Punjab has, in less than 30 years, used up ground water reserves that were built up over the last 105 years, which is more alarming than as thought earlier.
Many organisations including NASA, PAU and Columbia Water Centre have already raised their concerns to combat the issue of severe water depletion in northern India.
Adding to the worry is 13 lakh tubewells in the state for which farmers are getting free electricity.

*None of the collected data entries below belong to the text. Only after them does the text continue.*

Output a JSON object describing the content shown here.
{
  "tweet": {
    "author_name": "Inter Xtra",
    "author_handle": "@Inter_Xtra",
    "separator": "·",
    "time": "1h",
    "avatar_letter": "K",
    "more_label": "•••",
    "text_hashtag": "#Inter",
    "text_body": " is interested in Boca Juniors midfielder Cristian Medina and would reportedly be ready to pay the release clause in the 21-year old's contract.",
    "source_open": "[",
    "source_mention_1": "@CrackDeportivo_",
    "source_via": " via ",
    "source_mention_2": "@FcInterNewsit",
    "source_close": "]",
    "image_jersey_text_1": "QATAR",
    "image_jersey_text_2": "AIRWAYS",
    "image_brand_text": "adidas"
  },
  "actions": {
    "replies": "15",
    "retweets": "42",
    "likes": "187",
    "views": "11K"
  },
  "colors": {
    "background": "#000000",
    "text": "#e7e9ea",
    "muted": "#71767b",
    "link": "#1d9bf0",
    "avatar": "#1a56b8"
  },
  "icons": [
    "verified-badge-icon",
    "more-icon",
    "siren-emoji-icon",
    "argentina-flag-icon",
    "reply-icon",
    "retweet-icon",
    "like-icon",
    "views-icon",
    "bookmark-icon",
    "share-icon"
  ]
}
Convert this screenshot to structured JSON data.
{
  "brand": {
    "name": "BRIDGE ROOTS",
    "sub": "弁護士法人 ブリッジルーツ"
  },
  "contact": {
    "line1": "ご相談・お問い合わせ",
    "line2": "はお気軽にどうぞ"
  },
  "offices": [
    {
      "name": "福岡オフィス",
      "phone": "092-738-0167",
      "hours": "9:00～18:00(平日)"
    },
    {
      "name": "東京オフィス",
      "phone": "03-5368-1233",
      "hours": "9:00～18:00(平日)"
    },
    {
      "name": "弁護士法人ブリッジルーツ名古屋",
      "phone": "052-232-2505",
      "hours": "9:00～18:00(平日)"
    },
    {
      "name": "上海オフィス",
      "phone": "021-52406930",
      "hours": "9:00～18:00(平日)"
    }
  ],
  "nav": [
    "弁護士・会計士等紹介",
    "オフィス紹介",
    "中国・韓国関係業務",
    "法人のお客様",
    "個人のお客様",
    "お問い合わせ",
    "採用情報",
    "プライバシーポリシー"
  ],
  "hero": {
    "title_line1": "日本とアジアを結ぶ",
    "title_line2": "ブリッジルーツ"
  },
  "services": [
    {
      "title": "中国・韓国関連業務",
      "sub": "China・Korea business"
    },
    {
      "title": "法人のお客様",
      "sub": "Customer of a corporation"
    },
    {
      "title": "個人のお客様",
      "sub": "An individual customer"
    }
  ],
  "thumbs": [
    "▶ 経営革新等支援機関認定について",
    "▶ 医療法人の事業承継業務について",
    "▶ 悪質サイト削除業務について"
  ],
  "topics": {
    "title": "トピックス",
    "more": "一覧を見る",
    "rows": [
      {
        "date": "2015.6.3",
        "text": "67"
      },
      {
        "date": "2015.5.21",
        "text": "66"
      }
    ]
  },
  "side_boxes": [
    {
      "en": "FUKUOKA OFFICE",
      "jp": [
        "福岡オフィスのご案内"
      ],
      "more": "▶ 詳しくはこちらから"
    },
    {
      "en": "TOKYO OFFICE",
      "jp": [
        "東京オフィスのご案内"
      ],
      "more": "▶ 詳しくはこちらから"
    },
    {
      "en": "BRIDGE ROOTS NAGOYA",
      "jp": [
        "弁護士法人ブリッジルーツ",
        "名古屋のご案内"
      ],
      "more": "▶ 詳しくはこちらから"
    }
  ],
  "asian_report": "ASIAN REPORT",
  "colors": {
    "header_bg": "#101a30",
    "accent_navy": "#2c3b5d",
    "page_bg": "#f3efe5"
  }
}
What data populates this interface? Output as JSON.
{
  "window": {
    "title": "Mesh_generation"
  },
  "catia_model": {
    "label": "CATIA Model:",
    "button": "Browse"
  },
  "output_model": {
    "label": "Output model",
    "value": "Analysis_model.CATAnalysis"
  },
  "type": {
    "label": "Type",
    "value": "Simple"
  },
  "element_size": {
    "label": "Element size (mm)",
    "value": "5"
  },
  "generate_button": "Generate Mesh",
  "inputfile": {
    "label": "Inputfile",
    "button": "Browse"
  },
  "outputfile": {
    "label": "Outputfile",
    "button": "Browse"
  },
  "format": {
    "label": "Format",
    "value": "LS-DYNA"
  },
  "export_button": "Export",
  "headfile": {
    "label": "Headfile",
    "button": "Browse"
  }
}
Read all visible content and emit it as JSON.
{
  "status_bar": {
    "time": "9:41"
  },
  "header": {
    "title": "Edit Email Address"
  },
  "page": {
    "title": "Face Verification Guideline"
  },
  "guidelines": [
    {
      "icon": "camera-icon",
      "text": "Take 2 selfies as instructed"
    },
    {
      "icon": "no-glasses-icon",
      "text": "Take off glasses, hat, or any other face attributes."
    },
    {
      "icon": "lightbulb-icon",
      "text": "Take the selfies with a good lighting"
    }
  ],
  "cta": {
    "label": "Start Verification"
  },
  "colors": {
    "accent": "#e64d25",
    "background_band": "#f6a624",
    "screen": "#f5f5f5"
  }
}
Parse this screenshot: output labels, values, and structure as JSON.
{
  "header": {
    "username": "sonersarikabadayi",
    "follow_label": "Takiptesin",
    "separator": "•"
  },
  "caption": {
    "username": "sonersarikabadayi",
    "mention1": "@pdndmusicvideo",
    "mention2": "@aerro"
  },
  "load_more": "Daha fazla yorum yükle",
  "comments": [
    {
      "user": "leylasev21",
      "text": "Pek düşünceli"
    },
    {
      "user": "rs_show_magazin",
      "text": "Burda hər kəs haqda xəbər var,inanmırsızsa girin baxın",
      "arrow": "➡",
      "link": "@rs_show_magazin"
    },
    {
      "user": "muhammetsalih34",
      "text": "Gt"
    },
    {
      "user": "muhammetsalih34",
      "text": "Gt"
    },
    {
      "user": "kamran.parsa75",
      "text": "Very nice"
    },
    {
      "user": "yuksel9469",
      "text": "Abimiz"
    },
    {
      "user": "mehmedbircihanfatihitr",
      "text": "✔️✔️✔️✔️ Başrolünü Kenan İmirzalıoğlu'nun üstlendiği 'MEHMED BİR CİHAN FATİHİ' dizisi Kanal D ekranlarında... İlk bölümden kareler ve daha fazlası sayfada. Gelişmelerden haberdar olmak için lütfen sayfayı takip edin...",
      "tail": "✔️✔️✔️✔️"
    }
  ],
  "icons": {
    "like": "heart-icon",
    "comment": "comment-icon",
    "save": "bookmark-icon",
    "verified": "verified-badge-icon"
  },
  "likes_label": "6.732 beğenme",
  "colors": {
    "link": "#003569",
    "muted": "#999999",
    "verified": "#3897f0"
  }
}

Three-fourth of Punjab is dependent on subsoil water for agriculture and one-fourth on the canal water.
The groundwater depletion in Punjab was 55 centimetre in 2015.
Of the 142 blocks in the state, 110 have been rated as over exploited, particularly in central Punjab’s Sangrur, Barnala, Jalandhar, Kapurthala, Nawanshahr and Patiala districts.
In 22 blocks of southwest Punjab, underground water is not fit for human consumption or irrigation and the area remains waterlogged during rains.
The alarm was raised for the first time in 1979 when groundwater levels started falling in central Punjab due to paddy cultivation. It recovered during the 1988 floods but since then, the decline has been uniform.
By 2023, the water table depth in central Punjab is projected to fall below 70 feet in 66% area, below 100 feet in 34% area and below 130 feet in 7% area.
Due to the depletion in groundwater resources, irrigation expenditure for rice and wheat crops has increased significantly in the last decade.
Punjab’s Agriculture Secretary Kahan Singh Pannu said the “latest reports on the declining water level in Punjab, including by the Central Ground Water Board, are alarming.
It looks as if we are staring at the end of our world. Simply put, it is a red alert period and the hooter for saving water is blaring out of concern.”